God Bless America and Charles Ives!
Craig M. Zeichner | Brooklyn, NY | 01/28/2010
(5 out of 5 stars)
"Ives scholar James Sinclair leads the Malmö Symphony in this program of Ives rarities. Sinclair's
Ives recordings have all been revelatory, so I was anxious to jump into this new one featuring world premiere recordings of The General Slocum and the Overture in G Minor. Also included are Decoration Day, The Fourth of July, Thanksgiving and Forefathers' Day, Postlude in F and the loopy Yale-Princeton Football Game.

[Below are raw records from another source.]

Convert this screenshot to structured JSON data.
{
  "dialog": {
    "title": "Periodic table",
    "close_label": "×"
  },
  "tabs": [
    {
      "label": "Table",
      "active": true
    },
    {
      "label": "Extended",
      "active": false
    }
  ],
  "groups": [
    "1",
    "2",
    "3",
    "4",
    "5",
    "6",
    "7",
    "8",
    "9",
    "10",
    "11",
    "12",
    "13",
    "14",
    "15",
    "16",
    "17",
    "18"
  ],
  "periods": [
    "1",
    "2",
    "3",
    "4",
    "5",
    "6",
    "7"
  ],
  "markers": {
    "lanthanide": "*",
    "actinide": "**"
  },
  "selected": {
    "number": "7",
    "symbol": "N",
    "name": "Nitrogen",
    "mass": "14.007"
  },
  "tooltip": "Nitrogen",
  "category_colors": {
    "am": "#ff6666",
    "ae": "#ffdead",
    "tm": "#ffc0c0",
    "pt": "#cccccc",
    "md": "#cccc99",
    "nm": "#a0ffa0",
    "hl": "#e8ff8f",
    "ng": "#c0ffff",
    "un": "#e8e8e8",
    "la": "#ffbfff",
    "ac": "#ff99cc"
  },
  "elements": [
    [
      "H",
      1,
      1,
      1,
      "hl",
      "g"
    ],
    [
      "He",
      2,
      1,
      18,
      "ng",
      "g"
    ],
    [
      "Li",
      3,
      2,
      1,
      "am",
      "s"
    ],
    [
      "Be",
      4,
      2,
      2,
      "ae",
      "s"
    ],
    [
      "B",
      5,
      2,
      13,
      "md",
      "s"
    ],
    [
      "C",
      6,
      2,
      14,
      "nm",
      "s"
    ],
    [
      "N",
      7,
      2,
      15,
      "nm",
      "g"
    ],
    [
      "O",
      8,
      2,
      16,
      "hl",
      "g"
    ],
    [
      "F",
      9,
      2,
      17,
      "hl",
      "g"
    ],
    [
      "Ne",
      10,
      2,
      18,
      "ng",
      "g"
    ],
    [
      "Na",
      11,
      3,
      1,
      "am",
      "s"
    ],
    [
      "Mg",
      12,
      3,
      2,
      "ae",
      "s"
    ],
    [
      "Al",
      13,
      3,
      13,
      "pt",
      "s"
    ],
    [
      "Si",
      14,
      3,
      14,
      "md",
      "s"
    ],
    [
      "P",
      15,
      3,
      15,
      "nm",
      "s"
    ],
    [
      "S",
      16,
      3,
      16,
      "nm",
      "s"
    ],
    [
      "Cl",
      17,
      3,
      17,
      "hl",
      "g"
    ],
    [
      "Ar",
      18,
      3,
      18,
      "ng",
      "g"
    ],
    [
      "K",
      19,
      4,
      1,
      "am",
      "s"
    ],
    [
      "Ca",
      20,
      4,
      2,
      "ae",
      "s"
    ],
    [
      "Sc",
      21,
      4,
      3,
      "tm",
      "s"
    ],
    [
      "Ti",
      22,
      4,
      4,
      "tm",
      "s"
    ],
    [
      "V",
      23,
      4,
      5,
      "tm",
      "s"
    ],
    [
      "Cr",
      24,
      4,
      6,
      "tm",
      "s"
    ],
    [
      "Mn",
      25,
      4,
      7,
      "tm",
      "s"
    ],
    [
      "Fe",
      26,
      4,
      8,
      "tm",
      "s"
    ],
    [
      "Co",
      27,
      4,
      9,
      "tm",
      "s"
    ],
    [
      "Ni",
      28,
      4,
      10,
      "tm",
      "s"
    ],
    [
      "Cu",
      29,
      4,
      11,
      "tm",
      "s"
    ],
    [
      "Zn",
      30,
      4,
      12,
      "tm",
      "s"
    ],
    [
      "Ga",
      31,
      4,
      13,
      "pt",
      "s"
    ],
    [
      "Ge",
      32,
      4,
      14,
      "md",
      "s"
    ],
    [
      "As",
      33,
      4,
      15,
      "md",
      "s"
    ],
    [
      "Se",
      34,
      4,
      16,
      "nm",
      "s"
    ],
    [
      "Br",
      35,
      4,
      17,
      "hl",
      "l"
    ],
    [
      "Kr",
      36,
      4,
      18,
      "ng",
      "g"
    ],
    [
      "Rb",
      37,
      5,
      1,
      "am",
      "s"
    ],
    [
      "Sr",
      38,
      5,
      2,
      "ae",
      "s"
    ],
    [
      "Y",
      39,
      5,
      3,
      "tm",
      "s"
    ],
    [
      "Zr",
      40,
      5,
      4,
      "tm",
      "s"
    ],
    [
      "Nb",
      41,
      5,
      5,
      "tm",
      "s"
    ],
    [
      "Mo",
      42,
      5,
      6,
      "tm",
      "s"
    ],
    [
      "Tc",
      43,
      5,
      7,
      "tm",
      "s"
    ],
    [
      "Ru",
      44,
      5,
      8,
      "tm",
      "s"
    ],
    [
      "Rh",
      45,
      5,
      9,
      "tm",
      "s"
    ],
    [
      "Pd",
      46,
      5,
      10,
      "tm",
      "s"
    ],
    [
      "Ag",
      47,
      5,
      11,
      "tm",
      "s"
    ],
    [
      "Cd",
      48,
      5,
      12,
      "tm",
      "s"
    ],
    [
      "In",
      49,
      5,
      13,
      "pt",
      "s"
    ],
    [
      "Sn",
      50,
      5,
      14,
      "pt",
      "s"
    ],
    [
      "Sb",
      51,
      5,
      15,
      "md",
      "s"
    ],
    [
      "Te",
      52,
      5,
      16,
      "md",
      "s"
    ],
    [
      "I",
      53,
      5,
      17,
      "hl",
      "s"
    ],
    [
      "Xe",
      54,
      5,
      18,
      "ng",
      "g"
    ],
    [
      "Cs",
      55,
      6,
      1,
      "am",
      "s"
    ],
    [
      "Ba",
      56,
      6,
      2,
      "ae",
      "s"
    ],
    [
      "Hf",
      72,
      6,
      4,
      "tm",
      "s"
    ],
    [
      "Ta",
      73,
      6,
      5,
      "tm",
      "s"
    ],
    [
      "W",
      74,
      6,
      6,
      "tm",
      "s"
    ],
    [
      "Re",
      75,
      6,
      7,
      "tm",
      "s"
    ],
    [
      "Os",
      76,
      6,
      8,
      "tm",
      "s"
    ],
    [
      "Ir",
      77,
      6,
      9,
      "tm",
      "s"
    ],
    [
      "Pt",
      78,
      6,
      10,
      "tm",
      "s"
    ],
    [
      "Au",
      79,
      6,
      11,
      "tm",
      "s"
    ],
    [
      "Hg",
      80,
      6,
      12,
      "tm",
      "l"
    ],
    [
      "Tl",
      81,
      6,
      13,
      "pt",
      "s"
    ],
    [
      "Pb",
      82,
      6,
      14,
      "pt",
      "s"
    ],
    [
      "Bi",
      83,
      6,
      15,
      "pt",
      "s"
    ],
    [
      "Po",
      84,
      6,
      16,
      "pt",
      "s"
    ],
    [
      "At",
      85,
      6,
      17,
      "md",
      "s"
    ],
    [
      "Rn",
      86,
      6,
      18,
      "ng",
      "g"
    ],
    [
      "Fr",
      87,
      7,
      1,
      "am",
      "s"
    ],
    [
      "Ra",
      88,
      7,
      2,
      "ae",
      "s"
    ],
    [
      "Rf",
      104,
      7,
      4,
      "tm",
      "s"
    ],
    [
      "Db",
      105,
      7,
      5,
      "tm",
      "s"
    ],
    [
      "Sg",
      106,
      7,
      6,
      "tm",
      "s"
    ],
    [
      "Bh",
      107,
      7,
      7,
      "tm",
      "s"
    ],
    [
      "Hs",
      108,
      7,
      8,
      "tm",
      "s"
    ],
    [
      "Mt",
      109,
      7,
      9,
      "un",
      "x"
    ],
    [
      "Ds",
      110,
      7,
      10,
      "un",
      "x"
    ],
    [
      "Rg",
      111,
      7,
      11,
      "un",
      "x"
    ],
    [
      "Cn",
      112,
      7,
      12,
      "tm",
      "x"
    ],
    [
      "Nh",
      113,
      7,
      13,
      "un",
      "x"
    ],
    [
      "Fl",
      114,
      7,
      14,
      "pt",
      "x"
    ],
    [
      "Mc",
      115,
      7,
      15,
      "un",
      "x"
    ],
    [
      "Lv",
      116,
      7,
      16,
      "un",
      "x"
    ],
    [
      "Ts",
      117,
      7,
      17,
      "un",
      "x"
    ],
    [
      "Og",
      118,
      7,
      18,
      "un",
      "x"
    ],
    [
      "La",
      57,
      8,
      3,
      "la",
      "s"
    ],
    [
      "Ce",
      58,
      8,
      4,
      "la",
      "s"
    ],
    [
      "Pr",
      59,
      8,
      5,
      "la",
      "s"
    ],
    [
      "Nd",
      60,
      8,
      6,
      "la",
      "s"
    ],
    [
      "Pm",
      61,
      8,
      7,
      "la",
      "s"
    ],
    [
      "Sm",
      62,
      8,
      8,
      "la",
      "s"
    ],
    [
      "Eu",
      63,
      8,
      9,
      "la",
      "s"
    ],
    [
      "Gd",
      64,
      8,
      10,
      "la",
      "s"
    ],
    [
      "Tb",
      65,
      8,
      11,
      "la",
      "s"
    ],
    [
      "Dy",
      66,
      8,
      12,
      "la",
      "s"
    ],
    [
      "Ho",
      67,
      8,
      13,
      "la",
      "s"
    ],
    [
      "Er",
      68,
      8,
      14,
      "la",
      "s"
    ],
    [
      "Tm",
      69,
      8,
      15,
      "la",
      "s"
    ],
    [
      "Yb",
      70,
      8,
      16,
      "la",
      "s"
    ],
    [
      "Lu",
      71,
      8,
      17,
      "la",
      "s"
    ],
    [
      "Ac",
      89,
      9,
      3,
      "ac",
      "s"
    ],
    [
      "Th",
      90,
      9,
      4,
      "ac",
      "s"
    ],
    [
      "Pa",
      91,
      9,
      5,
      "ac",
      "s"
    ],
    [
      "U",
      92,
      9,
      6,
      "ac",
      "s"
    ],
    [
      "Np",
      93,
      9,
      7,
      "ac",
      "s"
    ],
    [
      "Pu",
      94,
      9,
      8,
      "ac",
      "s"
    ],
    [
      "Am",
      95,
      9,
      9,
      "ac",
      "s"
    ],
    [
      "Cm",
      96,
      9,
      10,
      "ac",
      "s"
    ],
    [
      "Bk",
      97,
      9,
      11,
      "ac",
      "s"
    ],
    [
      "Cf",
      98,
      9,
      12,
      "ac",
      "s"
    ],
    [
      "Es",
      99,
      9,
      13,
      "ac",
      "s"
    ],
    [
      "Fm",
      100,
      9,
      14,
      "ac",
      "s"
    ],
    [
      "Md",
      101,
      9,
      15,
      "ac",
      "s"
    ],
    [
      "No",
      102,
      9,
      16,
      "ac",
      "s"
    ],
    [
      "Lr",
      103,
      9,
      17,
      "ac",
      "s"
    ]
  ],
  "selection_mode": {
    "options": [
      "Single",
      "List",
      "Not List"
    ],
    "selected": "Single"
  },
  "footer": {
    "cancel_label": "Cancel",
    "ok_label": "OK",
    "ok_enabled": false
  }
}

The music has a cinematic quality, is richly colored and highly evocative of time and place. Decoration Day is the masterpiece of the set. Here's Ives dipping into a musical stream of consciousness with quotations of familiar American tunes and a kaleidoscopic whirl of sound depicting a military band. The General Slocum recounts a 1904 boating disaster and it's an eerie tone poem with hazy strings lurking beneath some banal popular tunes of the day, building tension and setting the stage for the frightening orchestral roar that depicts the on-board explosion. Have your friends try and guess who composed the Overture in G Minor (a school exercise that Ives wrote at Yale); if they say Dvorak, Brahms or Tchaikovsky they are wrong! That should give you an idea of what it sounds like. Best of all is the hyper-American The Fourth of July which has Ives pulling out all the stops in a polytonal and polyrhythmic feast of quotations from Columbia, the Gem of the Ocean and military fife and drum tattoos.
The performances are glorious. Sinclair paces the music wisely and the Malmö players are up to the challenges. I wish the sound quality of the recording was a bit more spacious, but that is quibbling when the performances are so good.